MANKATO — An ambitious plan to restore nearly 100 acres of drained wetland and plowed-under prairie on Mankato’s southeast side has received a $1.3 million boost from the state of Minnesota.
The Southeast Water Quality Project aims to recreate that pre-settlement landscape to slow down and filter water that drains from surrounding farmland, runs through city ravines and, ultimately, empties into the Minnesota River.
The grant from the Lessard-Sams Commission will allow the city to purchase farmland this year for conversion, starting as soon as next year, to marsh and prairie upland. The commission helps distribute a portion of statewide sales tax proceeds dedicated toward projects aimed at cleaning up lakes and rivers, creating wildlife habitat and providing more resources for outdoor recreation.
The targeted wetland restoration is currently just outside Mankato’s southern city limits between Monks Avenue and Pohl Road.
The entire project is expected to cost nearly $7 million, but the $1.3 million from the Clean Water, Land and Legacy Amendment fund is a good start, said Deputy City Manager Alison Zelms. The city will apply for more money from the fund in the upcoming round of grants and is still hoping a state bonding bill will make a substantial contribution if legislation is passed during an expected special session of the Minnesota Legislature this summer.
“You kind of phase your way through getting to your final goal for your project,” Zelms saidy.
If dollars continue to flow and the project is fully implemented, it will be a substantial addition to the cache of local natural resources — approaching the size of the entire Sibley Park complex. The wetland and surrounding prairie won’t have park amenities, but it will be open to the public for hunting, birding and nature walks.
“It’s pretty basic,” Zelms said of any planned improvements. “It would be more unimproved access where you could experience that wildlife.”
While public access to nature and creation of wildlife habitat are attractive features for the Lessard-Sams Commission, the city’s interest is focused on water quality. Drainage from wide swaths of land outside city limits brings torrents of water into city ravines during the spring snowmelt and after heavy rains.
That exacerbates erosion in the ravines, has caused occasional flooding in neighborhoods, carries sediment and accompanying pollutants to Indian Creek on Mankato’s southwest side near Mount Kato, and eventually adds contaminants to the already polluted Minnesota River.
Restoration of the wetland will store water, allow silt to filter out, slow the water flowing through ravines and result in less nitrogen and other pollutants in the river.

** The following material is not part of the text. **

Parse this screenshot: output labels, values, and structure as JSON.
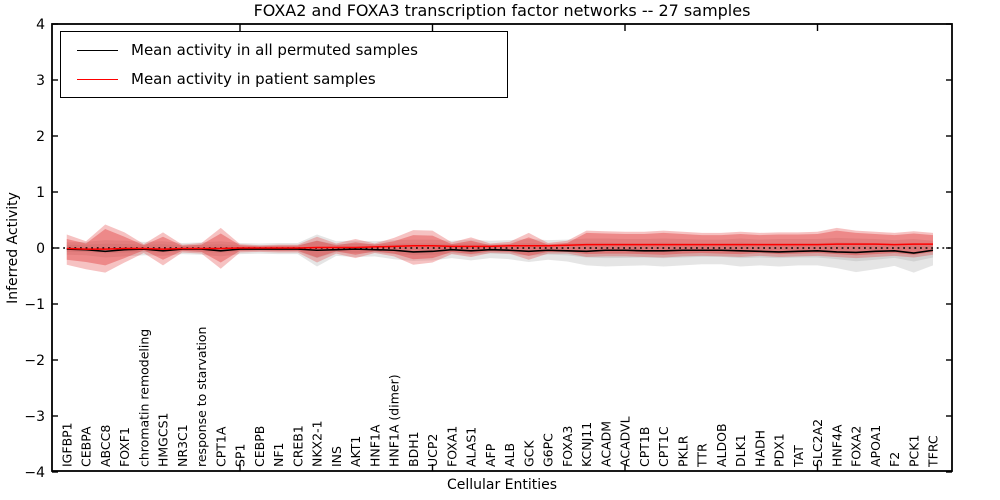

City Manager Pat Hentges said the wetland might even attract some of the geese that currently congregate in the city.
“It would be an area where you could have a sanctuary for geese and ducks and relieve the city area,” Hentges said.
Hentges is hopeful that two of the larger landowners in the area will be interested in a sale, possibly involving a land swap that would allow them to gain access to other nearby land. The project would be the largest wetland creation effort in the area since Blue Earth County restored Indian Lake, a marshy body of water near Mount Kato that had been drained and farmed since the 1920s. The marsh, which came back into existence in 1997, is 50 acres, and is surrounded by 70 acres of mostly forested upland.
The city’s proposed wetland will be nearly as large at 42 acres, and the application to the Lessard-Sams Commission suggests that at least 100 acres of wetland and prairie upland is planned. Hentges said the initial land purchase will likely total 70 to 80 acres.
The project was discussed Thursday during a Mankato-Blue Earth County Intergovernmental Committee meeting, partly because the project impacts county drainage ditches and partly because a portion of the proposed land is under early consideration as the location of a new county highway/public works center.